Hence the Peanut Butter Snickers. M&M/Mars also has plans to introduce PBMax, with peanut butter on a cookie that’s topped with cookie crunch and rolled in milk chocolate. They’re also testing their own peanut butter version of an M&M.
Don’t be surprised if you start hearing new things from an old reliable. Leaf Inc., makers of the Clark bar, is going to introduce PB Crunchers, a round peanut crunch ball covered with chocolate.
Maybe the biggest reason for the endurance of peanut butter is its independence. It’s the feline of foodstuffs: it doesn’t need anything or anyone to enhance it, but it makes friends easily.

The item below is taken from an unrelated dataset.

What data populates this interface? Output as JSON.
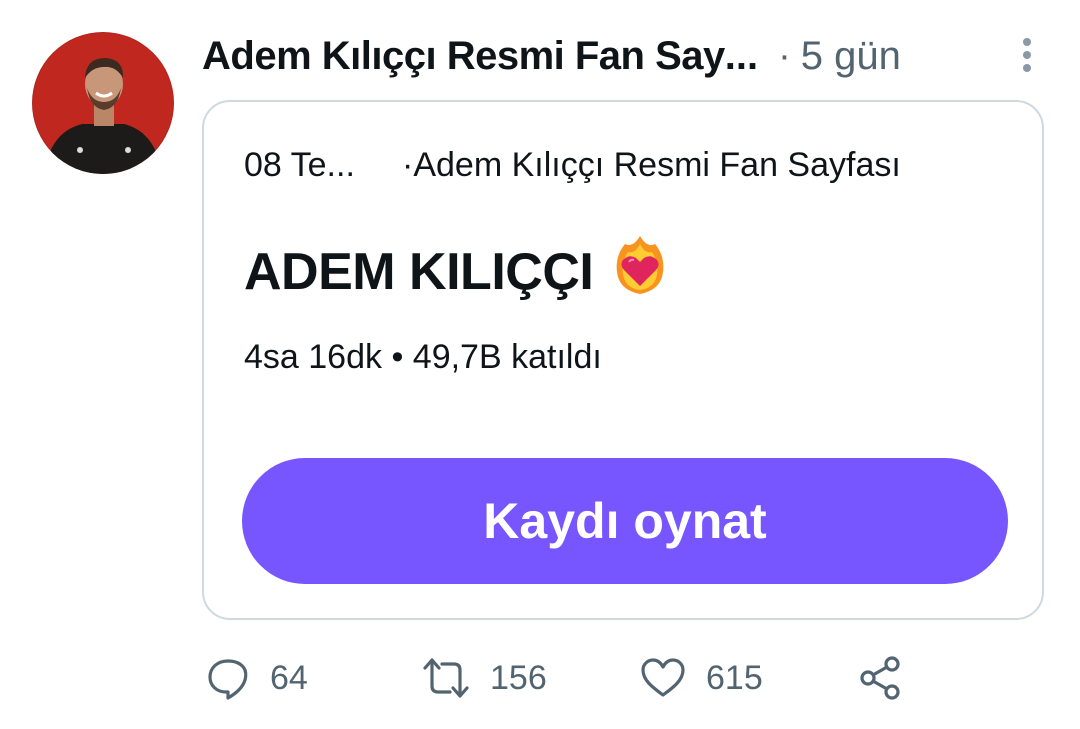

I collect my plastic containers and trot down to the health food store for a weekly fill. Beside me, the coffee people are filling bags with pounds of their addiction. I look over at them and grin to myself superciliously. I’m not hooked on peanut butter. Not me. I could easily live without it. I just choose not to. Okay?
–April 25, 1990
1. Sadly, the club seems to have vanished. It was started in 1988 by the Peanut Advisory Board, media arm of the Southern Peanut Growers, who now occupy what once was the club’s website. ↩
2. Introduced in the 1970s, Deaf Smith's Peanut Butter was a favorite of health food fans for many years; sadly, Arrowhead Mills no longer makes the stuff, and an online petition seems to have fallen on deaf (no Smith's) ears.↩
3. I have since reconsidered this advice. I believe that peanut butter should be consumed quickly enough to require no refrigeration. Keep the jar prominently displayed in the kitchen, and flip it a couple of times a day. This will confuse the oil, which won’t know where to settle.↩
I enjoyed this piece so much I had peanut butter with my apple at lunch.